Ciao Micol, grazie per aver letto il LibriCK. Sono d’accordo che il limite di 1500 è interessante, proprio perché fa parte dell’allenamento di questa palestra. Sarà un allenamento duro per me, perché prima di cominciare a spingere pesi, ovvero iniziare a scrivere una serie, dovrò mettermi a dieta e perdere peso, in modo da riuscire a capire quali grassi devo eliminare in una storia e quali proteine aggiungere. Ihihihih
A mio parere il racconto è un poco confusionario, soprattutto quando stacchi da un personaggio per introdurne uno nuovo: aiuterebbe il lettore evidenziare gli stacchi con uno spazio in più o un segno tra un paragrafo e l’altro.
Però il punto debole di questo racconto è la credibilità che richiedi a chi legge: i personaggi devono essere i più reali possibile, soprattutto nei loro punti deboli. Questo avvicina il lettore alla storia, in certi casi addirittura lo aiuta ad identificarsi con un personaggio… insomma crea un legame.

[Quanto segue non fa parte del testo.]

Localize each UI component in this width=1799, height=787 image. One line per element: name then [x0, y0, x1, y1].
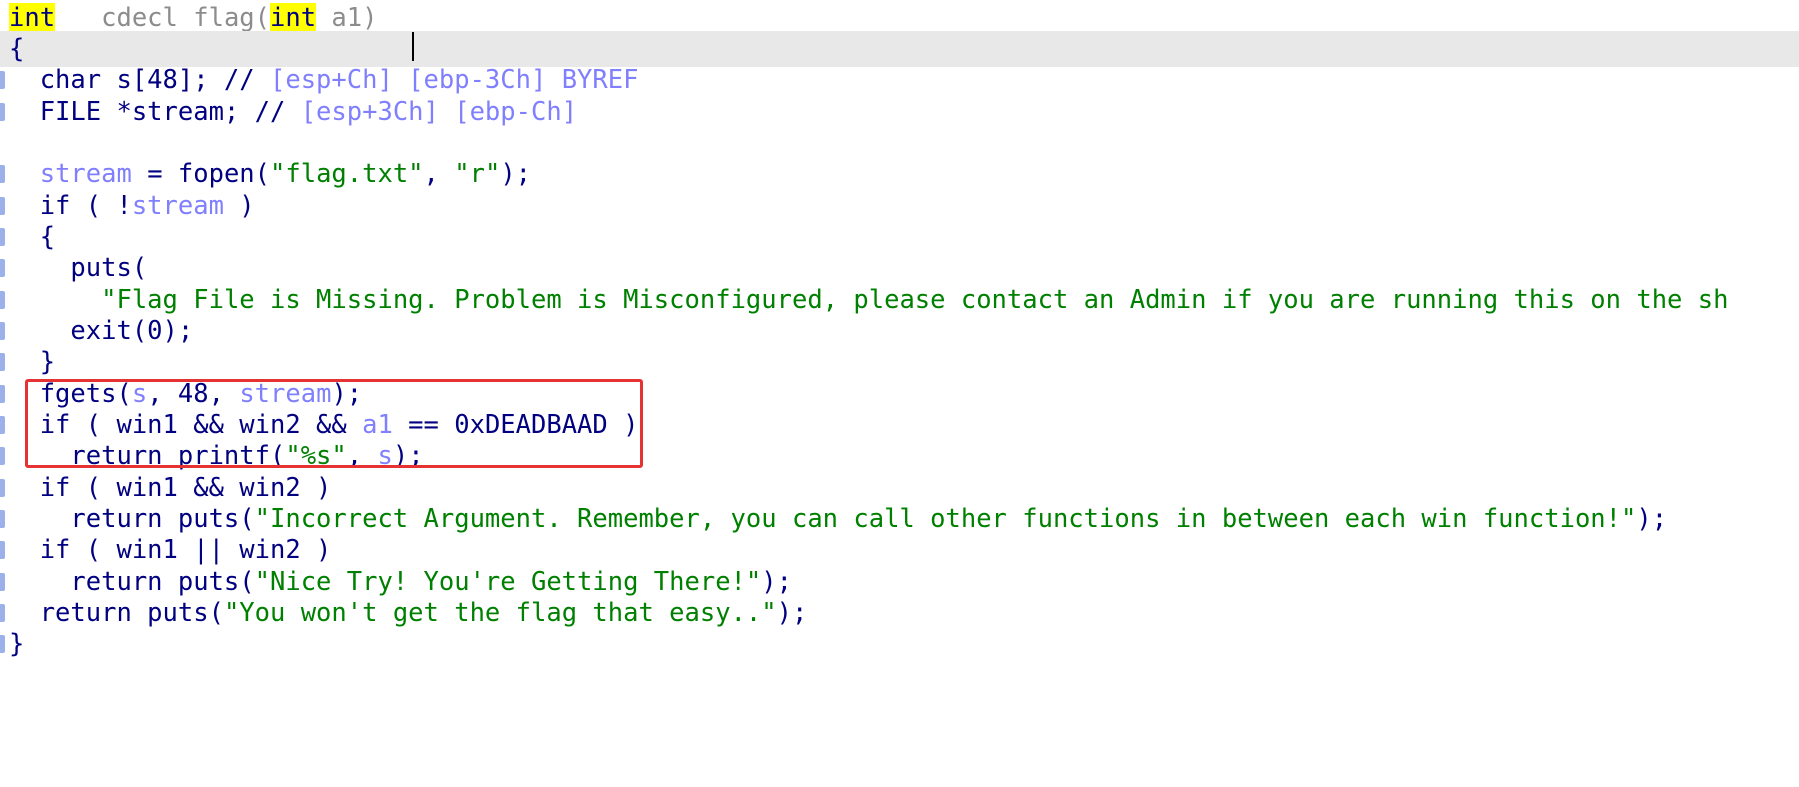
code-token: "Nice Try! You're Getting There!" [254, 567, 762, 597]
code-token: "You won't get the flag that easy.." [223, 598, 777, 628]
code-token: ); [1636, 504, 1668, 534]
code-token: if ( win1 || win2 ) [9, 535, 332, 565]
code-line[interactable]: stream = fopen("flag.txt", "r"); [0, 156, 1799, 192]
code-token: { [9, 222, 56, 252]
code-token: "r" [454, 159, 501, 189]
code-line[interactable]: char s[48]; // [esp+Ch] [ebp-3Ch] BYREF [0, 62, 1799, 98]
code-line[interactable]: } [0, 626, 1799, 662]
code-token: int [270, 3, 317, 33]
code-token: ) [223, 191, 255, 221]
code-token: if ( win1 && win2 ) [9, 473, 332, 503]
code-text: } [9, 626, 24, 662]
code-text: char s[48]; // [esp+Ch] [ebp-3Ch] BYREF [9, 62, 639, 98]
code-token: { [9, 34, 25, 64]
code-token: "Incorrect Argument. Remember, you can c… [254, 504, 1637, 534]
code-token: [esp+3Ch] [ebp-Ch] [300, 97, 578, 127]
code-token: a1) [316, 3, 378, 33]
code-token: ); [761, 567, 792, 597]
code-token: char s[48]; // [9, 65, 270, 95]
code-line[interactable]: } [0, 344, 1799, 380]
code-token: FILE *stream; // [9, 97, 301, 127]
code-token: int [9, 3, 56, 33]
code-text: puts( [9, 250, 147, 286]
code-line[interactable]: if ( win1 || win2 ) [0, 532, 1799, 568]
code-token: if ( ! [9, 191, 132, 221]
code-token: return puts( [9, 504, 255, 534]
code-token: return puts( [9, 567, 255, 597]
code-token: , [423, 159, 455, 189]
code-token: = fopen( [131, 159, 271, 189]
text-caret [412, 32, 414, 61]
pseudocode-editor[interactable]: int __cdecl flag(int a1) { char s[48]; //… [0, 0, 1799, 787]
code-token: return puts( [9, 598, 224, 628]
code-text: if ( win1 || win2 ) [9, 532, 332, 568]
code-text: } [9, 344, 55, 380]
code-token: puts( [9, 253, 148, 283]
code-token: stream [39, 159, 132, 189]
code-text: stream = fopen("flag.txt", "r"); [9, 156, 531, 192]
code-token: ); [776, 598, 808, 628]
code-token: ); [500, 159, 532, 189]
code-token: } [9, 347, 56, 377]
code-token: exit(0); [9, 316, 194, 346]
annotation-box [25, 379, 643, 468]
code-token: __cdecl flag( [55, 3, 270, 33]
code-line[interactable]: puts( [0, 250, 1799, 286]
code-token: } [9, 629, 25, 659]
code-token: "Flag File is Missing. Problem is Miscon… [101, 285, 1729, 315]
code-token: "flag.txt" [270, 159, 424, 189]
code-token: stream [131, 191, 224, 221]
code-token: [esp+Ch] [ebp-3Ch] BYREF [270, 65, 639, 95]
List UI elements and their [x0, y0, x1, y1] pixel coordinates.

Se rivedi il testo in termini, la stori ne guadagnerà in fluidità e credibilità.
Alla prossima lettura.
Ciao Raffaele, normalmente adopero il tasto TAB per passare da un personaggio all’altro e salto un rigo nei cambi di periodi, ma qui non si può, comunque ho notato che altri usano degli *** quindi lo farò perché hai ragione. Per quanto riguarda le descrizioni dei personaggi non sono riuscito a fare di meglio in 1500 caratteri, altrimenti avrei dovuto tagliare altro a parer mio più importante. Spero che ti soddisferò con altre storie.
È stato un vero piacere, e devi dire a Vladimiro di rifarsi vivo al più presto!
Ciao Ivan, mi hai strappato anche tu un sorriso. Ho sentito Vladimiro, ti ringrazia per l’omaggio che gli hai fatto!